Monday, February 22, 2016

Lock Escalation and Outer Joins

A common work around to avoid lock escalation is to limit the number of rows per transaction, for example deleting 1,000 rows at a time. However, if a delete is based on an outer join, for example a left join, and the left table is large enough that will require more than 5,000 page locks to read it, the Database Engine will escalate those page locks to table lock regardless of how many rows are deleted.

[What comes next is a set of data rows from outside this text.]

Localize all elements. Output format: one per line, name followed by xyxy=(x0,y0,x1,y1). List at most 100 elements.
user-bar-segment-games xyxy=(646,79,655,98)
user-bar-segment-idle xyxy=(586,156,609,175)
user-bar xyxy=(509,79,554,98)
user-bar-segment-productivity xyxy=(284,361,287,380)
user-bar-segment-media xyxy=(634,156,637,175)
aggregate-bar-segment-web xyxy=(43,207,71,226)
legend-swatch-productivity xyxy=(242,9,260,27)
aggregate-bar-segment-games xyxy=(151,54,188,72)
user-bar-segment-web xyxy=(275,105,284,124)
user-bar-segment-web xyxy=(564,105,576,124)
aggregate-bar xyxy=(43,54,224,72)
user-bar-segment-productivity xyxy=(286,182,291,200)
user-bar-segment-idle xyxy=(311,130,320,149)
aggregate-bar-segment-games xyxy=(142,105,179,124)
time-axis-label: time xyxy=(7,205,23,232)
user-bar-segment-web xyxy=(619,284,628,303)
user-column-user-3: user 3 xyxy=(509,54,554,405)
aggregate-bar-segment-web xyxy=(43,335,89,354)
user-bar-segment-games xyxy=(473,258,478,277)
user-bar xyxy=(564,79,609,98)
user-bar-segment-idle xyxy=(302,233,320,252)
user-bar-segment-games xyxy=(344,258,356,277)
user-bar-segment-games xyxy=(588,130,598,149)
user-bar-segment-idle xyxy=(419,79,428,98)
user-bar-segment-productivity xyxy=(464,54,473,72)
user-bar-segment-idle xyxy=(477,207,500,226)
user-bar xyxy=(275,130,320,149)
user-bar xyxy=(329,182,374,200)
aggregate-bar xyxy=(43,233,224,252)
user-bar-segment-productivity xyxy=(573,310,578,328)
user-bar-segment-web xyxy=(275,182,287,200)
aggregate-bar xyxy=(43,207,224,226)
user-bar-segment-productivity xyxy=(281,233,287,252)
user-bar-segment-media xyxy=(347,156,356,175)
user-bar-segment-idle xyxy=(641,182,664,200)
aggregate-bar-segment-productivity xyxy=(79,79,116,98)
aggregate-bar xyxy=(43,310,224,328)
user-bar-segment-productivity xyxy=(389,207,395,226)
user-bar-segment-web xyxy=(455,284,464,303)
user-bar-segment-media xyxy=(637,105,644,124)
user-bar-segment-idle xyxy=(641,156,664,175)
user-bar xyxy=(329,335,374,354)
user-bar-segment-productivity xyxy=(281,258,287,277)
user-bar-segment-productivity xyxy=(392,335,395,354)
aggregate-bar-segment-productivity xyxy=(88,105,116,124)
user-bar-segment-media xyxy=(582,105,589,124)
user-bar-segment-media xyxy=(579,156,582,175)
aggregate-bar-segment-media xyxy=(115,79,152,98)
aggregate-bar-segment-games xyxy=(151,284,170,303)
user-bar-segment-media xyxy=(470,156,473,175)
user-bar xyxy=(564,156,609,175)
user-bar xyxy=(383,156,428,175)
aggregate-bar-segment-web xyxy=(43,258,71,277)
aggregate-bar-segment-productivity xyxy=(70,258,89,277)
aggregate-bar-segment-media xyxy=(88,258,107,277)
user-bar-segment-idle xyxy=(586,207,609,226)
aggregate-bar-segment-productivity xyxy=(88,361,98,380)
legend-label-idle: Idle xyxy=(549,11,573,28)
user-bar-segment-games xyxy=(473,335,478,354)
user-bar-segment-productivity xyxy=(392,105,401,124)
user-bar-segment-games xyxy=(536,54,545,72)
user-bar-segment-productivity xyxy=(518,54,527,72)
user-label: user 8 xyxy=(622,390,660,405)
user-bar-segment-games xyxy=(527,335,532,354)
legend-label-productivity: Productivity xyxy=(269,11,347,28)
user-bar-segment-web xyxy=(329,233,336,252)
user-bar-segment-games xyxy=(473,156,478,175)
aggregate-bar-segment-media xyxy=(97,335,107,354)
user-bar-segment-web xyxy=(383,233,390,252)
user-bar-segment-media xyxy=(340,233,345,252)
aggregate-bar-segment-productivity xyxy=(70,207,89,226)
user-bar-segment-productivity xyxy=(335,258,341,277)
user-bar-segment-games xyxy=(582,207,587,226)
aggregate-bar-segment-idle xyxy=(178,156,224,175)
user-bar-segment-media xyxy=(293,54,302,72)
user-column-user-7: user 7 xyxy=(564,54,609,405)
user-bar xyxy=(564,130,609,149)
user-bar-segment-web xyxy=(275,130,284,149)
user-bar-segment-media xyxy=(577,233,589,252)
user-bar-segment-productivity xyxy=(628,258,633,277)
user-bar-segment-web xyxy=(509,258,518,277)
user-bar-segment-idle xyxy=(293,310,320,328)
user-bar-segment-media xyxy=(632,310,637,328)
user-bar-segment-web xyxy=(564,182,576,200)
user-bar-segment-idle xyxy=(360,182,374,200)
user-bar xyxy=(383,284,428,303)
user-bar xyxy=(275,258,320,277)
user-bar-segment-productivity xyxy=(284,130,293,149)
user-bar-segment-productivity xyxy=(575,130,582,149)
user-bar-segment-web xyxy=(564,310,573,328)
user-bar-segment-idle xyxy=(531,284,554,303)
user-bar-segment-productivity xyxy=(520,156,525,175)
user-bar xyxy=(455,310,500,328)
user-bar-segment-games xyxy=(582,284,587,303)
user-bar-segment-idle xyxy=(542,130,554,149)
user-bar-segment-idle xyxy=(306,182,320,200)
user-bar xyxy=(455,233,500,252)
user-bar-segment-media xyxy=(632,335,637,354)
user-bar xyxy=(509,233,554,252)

I can reproduce the issue by running the below queries that populate a parent table with 20,000 values and a child table with 200,000 values.
 
create table parent_table(
parent_id int identity primary key
,parent_col char(255) not null
)

insert parent_table(parent_col)
values('a')
go 20000

create table child_table(
child_id int identity primary key
,parent_id int not null
,child_col char(255) not null
)

insert child_table(parent_id, child_col)
select parent_id, parent_col
from parent_table
go 10

Then delete from the child table rows that don’t have a match in the parent table using a left outer join. In this example it won't find any orphans so it won't delete any row.
 
delete top (1000) child_table
from child_table c
left join parent_table p
on c.parent_id = p.parent_id
where p.parent_id is null

I used the lock acquired event to show what locks were acquired (I will explain the extended events I used in the next post). You will see that due to the left outer join logic the query has to scan all the rows in the child table using an Update (U) lock, and it eventually escalates to Exclusive (X) table lock, blocking any subsequent query on the child table for the duration of the transaction.


A work around is to use a temp table as an intermediate step to find the matching child id
 
select c.child_id
into #temp
from child_table c
left join parent_table p
on c.parent_id = p.parent_id
where p.parent_id is null

delete top (1000) child_table
from child_table c
join #temp t
on c.child_id = t.child_id

Now you will see on the child table an Intend Shared (IS) table lock on the select into portion, and an Intend Exclusive (IX) table lock on the delete section, instead of X table lock in the previous query, allowing more concurrency on the child table.